America's Struggle with Moral Gravity

Judie Brown
September 24, 2013
Reproduced with Permission
American Life League

Our nation's acceptance of abortion is not unlike other nations that have turned a blind eye to evil rather than do the uncomfortable thing and stand up for truth.

Even though the polls suggest that the majority of us are pro-life, a close look at the fine print tells a different story. It seems that 52 percent of those polled want to see surgical abortion protected by law in "certain circumstances."

Logically, if we connect the dots, we can surmise that folks are confused about the actual identity of the second human being involved in pregnancy - not to mention the fact that someone dies during an abortion. The crux of the problem is either ignored or unknown to most - that abortion is always and in every case morally repugnant.

For example, recently the Washington Post attempted to define the moment when an individual's life begins as a murky area because the editorial writer apparently thinks it is unpopular to expose the full truth. But scientifically speaking, there is no question about when a person's life begins. So what is the real problem? Simply put, reporting such facts accurately is not in the best interest of those who wish to deny science in order to protect their agenda.

Sadly, this is why so many Americans are confused about what abortion actually is in the first place. It boils down to either refusing to acknowledge the fact or simply never being confronted with the opportunity to understand the actual facts.

When Dr. Philip Njemanze, a medical research expert who is one of the leading experts in the world on brain research, recently said that abortion is the greatest violence against women, there was not a single major news outlet in this country that reported it. In Dr. Njemanze's country, Nigeria, the people are confronted with the same sort of political deception that betrays Americans. For example, trafficking in human embryos under the guise of healthcare is currently being debated by Nigerian lawmakers; in America the same thing is occurring. Such barbarian practices are debated by politicians because, in their opinion, the human being at his earliest stages is not recognized as a member of the human family; he is merely a "clump of cells."

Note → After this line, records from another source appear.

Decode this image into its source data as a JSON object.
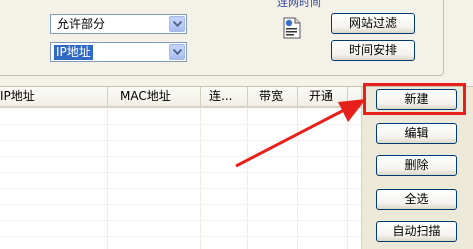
{
  "top": {
    "select_allow": "允许部分",
    "select_mode": "IP地址",
    "section_fragment": "连网时间",
    "btn_site_filter": "网站过滤",
    "btn_schedule": "时间安排"
  },
  "table": {
    "columns": [
      "IP地址",
      "MAC地址",
      "连...",
      "带宽",
      "开通"
    ]
  },
  "actions": {
    "new": "新建",
    "edit": "编辑",
    "delete": "删除",
    "select_all": "全选",
    "auto_scan": "自动扫描"
  },
  "colors": {
    "highlight_red": "#e8201c",
    "selection_blue": "#316ac5",
    "button_border": "#003c74"
  }
}
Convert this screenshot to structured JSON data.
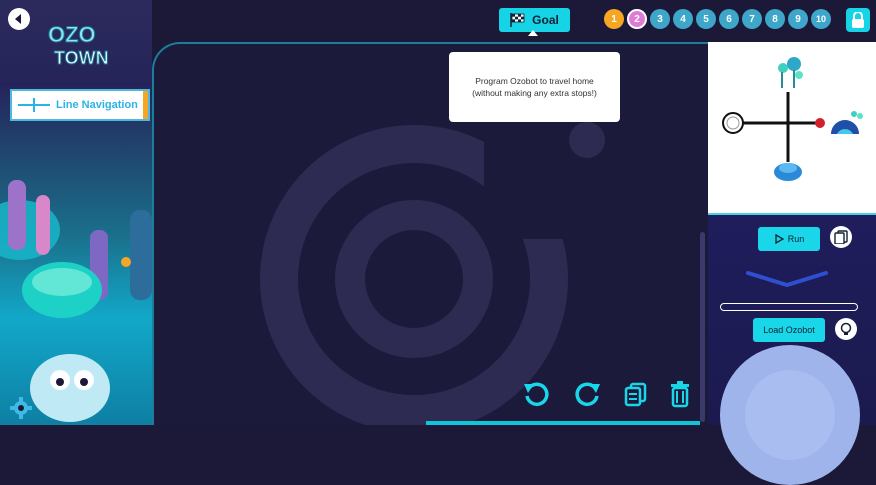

As a result, millions of our fellow human beings are dead or are currently sentenced to death. The moral gravity of these crimes is simply not an issue for the majority of us. It reminds me of these profound words written nearly 20 years ago by Pope John Paul II in his brilliant encyclical, The Gospel of Life:

#58 But today, in many people's consciences, the perception of its [abortions] gravity has become progressively obscured. The acceptance of abortion in the popular mind, in behavior and even in law itself, is a telling sign of an extremely dangerous crisis of the moral sense, which is becoming more and more incapable of distinguishing between good and evil, even when the fundamental right to life is at stake. Given such a grave situation, we need now more than ever to have the courage to look the truth in the eye and to call things by their proper name, without yielding to convenient compromises or to the temptation of self-deception. In this regard the reproach of the Prophet is extremely straightforward: "Woe to those who call evil good and good evil, who put darkness for light and light for darkness" (Is 5:20).

Turning the tide is a challenge of enormous proportions, but it is not impossible. We know the facts, we possess the truth, and we who struggle against the tide of hatred for the human being before he is born must teach it.